Eurozone economic growth is close to a standstill, with Germany’s prospects deteriorating further this month, according to a closely watched survey.
Economic activity barely increased in August, purchasing managers’ indices for the 17-country region indicated on Tuesday - and the manufacturing sector went into reverse for the first time in two years.
With evidence building that the euro zone debt crisis is increasingly undermining business confidence, the latest readings suggested growth would remain weak in the coming months, adding to the difficulties facing the region’s leaders as they seek to restore confidence in Europe’s monetary union.
“Most worrying is the near-stagnation in Germany, which suggests that the region’s main engine of growth has stalled,” said Chris Williamson, chief economist at Markit, which produces the indices. German service sector expectations about the business outlook registered the biggest drop since the survey began in mid-1997, Markit said.
France, however, reported a surprise - although slight - recovery in private-sector activity in August, and overall, the euro zone purchasing managers’ indices were not as bleak as economists had feared, boosting hopes the region would escape a double-dip contraction.
“The PMIs continue to point to very modest growth, but no recession,” said Marco Valli at Unicredit in Milan.
Led by Germany, the euro zone economy grew strongly in the first three months of this year. But since then, continental Europe’s largest economies have been affected by the slowdown elsewhere in the world. This has dampened exports, with domestic fiscal austerity measures acting as a further brake on activity. Data last week showed German gross domestic product expanded by just 0.1 per cent in the second quarter compared with the first. Euro zone GDP increased by 0.2 per cent over the same period.
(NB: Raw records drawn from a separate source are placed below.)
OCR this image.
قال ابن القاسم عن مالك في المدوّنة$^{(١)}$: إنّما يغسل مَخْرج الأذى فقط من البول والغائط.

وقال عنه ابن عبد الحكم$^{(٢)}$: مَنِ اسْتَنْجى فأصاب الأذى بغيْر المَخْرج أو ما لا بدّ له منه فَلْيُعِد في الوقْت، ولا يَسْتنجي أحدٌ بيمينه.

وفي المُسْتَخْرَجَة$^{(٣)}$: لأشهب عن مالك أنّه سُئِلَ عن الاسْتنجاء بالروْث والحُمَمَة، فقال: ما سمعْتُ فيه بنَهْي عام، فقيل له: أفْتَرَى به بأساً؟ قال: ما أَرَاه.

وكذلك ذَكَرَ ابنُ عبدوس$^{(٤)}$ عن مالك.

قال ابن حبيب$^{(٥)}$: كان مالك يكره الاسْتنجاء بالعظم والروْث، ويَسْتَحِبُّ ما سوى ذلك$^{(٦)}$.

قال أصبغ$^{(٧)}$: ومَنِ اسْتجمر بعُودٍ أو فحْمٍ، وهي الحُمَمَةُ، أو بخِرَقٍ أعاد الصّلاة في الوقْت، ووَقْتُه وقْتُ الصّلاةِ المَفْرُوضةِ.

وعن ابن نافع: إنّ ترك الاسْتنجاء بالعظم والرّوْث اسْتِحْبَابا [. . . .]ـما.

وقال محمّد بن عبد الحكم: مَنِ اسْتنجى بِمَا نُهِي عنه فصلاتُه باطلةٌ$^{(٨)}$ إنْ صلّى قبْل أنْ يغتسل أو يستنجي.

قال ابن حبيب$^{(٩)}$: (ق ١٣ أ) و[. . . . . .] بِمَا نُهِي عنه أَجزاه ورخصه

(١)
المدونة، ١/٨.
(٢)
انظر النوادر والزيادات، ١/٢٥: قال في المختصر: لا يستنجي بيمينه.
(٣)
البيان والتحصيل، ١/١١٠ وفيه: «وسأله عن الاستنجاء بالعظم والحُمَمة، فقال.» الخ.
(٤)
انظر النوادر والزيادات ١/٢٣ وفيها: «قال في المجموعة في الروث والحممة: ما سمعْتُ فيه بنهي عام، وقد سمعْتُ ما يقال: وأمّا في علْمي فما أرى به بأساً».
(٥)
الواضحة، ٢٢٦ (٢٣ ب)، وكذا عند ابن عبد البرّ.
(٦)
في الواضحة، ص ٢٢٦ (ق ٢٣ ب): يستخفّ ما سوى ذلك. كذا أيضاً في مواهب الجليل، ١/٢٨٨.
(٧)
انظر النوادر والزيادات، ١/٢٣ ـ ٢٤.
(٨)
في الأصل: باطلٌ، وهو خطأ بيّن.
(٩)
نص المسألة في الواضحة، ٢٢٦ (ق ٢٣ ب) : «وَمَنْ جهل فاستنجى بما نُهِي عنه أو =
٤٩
The latest purchasing managers’ indices, regarded as up-to-date indicators of growth trends, suggested growth in the third quarter could prove even weaker.
The “composite” index, covering services and manufacturing, remained at 51.1 in August, unchanged from July’s level, but otherwise the lowest for almost two years.
The manufacturing index dropped from 50.4 to 49.7 in August - falling below the 50 level, which marks the boundary between expansion and contraction for the first time since September 2009.
For Germany, the composite index fell from 52.5 to 51.3, the lowest for more than two years. The country’s manufacturing index remain unchanged at 52 but its service sector index dropped sharply, from 52.9 to 50.4 - perhaps an indication that domestic-orientated companies were suffering the worst decline in confidence as a result of the euro zone debt crisis.
Highlighting worries about Germany’s economy, the Mannheim-based ZEW institute’s index of German investor sentiment fell sharply in August to minus 37.6 points - the lowest since December 2008. It blamed the U.S. credit downgrade, euro zone woes and weak German growth data.
Earlier this week, the Germany’s Bundesbank central bank forecast that the country’s economy would continue to grow in the second half of 2011 - although “somewhat more slowly” than before. But it also foresaw a “range of global risk factors” - including worries about the US economy, a slowdown in emerging markets, and financial market nervousness.
In the latest indication of financial market nervousness over the euro zone, the European Central Bank reported a further increase to almost €130-billion in the amount parked overnight by banks in its deposit facility rather than lent to other banks - taking the level back towards the €145-billion peak seen earlier this month.